Scientists Install Seismic Sensors in Galapagos to Generate First 3-D Images of a Hotspot Magma Plumbing System

September 9, 2009

(PhysOrg.com) -- A team of geologists led by Cindy Ebinger of the University of Rochester have deployed 16 seismic sensors on one of the Galapagos Islands to study the processes of ocean island formation -- particularly those that occur right above mantle "hotspots."

The data Ebinger's team will gather will be used to create the first three-dimensional images of the entire system that gives rise to a volcanic island.

"We just installed 16 seismometers around the Sierra Negra and Cerro Azul volcanoes on Isabela Island," says Ebinger, professor of Earth sciences. "These are the most rapidly deforming volcanoes in the world, so we think we've got a tremendous opportunity to learn about the volcano plumbing systems that create and these islands."

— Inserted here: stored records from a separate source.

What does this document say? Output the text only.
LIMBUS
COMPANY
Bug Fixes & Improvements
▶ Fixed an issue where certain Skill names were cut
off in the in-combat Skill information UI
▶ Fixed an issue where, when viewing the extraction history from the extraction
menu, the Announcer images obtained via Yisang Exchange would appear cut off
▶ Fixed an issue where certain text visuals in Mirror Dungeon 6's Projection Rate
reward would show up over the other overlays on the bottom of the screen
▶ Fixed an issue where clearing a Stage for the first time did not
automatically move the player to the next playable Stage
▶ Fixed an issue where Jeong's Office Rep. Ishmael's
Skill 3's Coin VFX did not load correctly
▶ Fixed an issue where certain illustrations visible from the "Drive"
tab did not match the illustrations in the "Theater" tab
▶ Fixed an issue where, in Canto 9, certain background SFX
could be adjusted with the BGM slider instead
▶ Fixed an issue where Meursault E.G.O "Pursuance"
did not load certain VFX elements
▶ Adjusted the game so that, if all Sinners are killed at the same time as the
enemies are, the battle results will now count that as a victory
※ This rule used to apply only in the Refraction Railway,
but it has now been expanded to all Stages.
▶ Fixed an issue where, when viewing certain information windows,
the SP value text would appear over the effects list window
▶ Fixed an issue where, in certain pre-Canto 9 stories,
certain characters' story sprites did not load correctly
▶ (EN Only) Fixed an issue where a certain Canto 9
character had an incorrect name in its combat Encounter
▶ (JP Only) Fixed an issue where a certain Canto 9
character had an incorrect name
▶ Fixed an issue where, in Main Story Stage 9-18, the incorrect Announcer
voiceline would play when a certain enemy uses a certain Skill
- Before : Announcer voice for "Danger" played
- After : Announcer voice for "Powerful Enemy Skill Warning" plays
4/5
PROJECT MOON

Ebinger and the team that included scientists from the University of Miami, the University of Idaho, Moscow, and the Instituto Geofisco, Escuela Politecnica, Ecuador, buried seismometers along the coastline of Isabela Island, as well as around and in the volcanic crater of Sierra Negra itself. The seismometers will measure earthquakes beneath the islands, as well as distant earthquakes, enabling the team to create images of magma and its movement through the earth's crust.

In addition to the geology team, Lisa Hjelm, a science teacher from the Girls' Middle School in Mountain View, Calif., participated in the three-week expedition to the Galapagos. Hjelm will use the field experience and data from the study to create educational tools to teach teens about hot spots and volcanism. She blogged about her experiences on the expedition at sierranegragalapagos.blogspot.com.

Sierra Negra erupted in 1979 in what was one of the largest volcanic eruptions in the world in the last 100 years. The volcano's crater swelled and dropped 15 feet in a single day during its last eruption in 2005.

The members of the team will combine their results with satellite-based studies of volcano shape changes and magma chemistry to determine the shape and depth of the magma storage chambers beneath Sierra Negra, and the time periods for magma refilling. Ebinger says the team's studies of magma movement beneath the Galapagos volcanoes has major implications for hazard mitigation on other heavily populated volcanic islands, like Hawaii and the Azores.

The team consists of Falk Amelung, associate professor of marine geology and geophysics at the University of Miami's Rosenstiel School of Marine and Atmospheric Science; Mario Ruiz of the Instituto Geofísico, Escuela Politécnica Nacional de Quito; volcanologist Dennis Geist of the University of Idaho at Moscow, Escuela Politécnica Nacional undergraduate geology student Daniel Pacheco, and Program for Array Seismic Studies of the Continental Lithosphere engineer Eliana Arias-Dotson. Rochester graduate student Dustin Coté joins the team for January data downloads.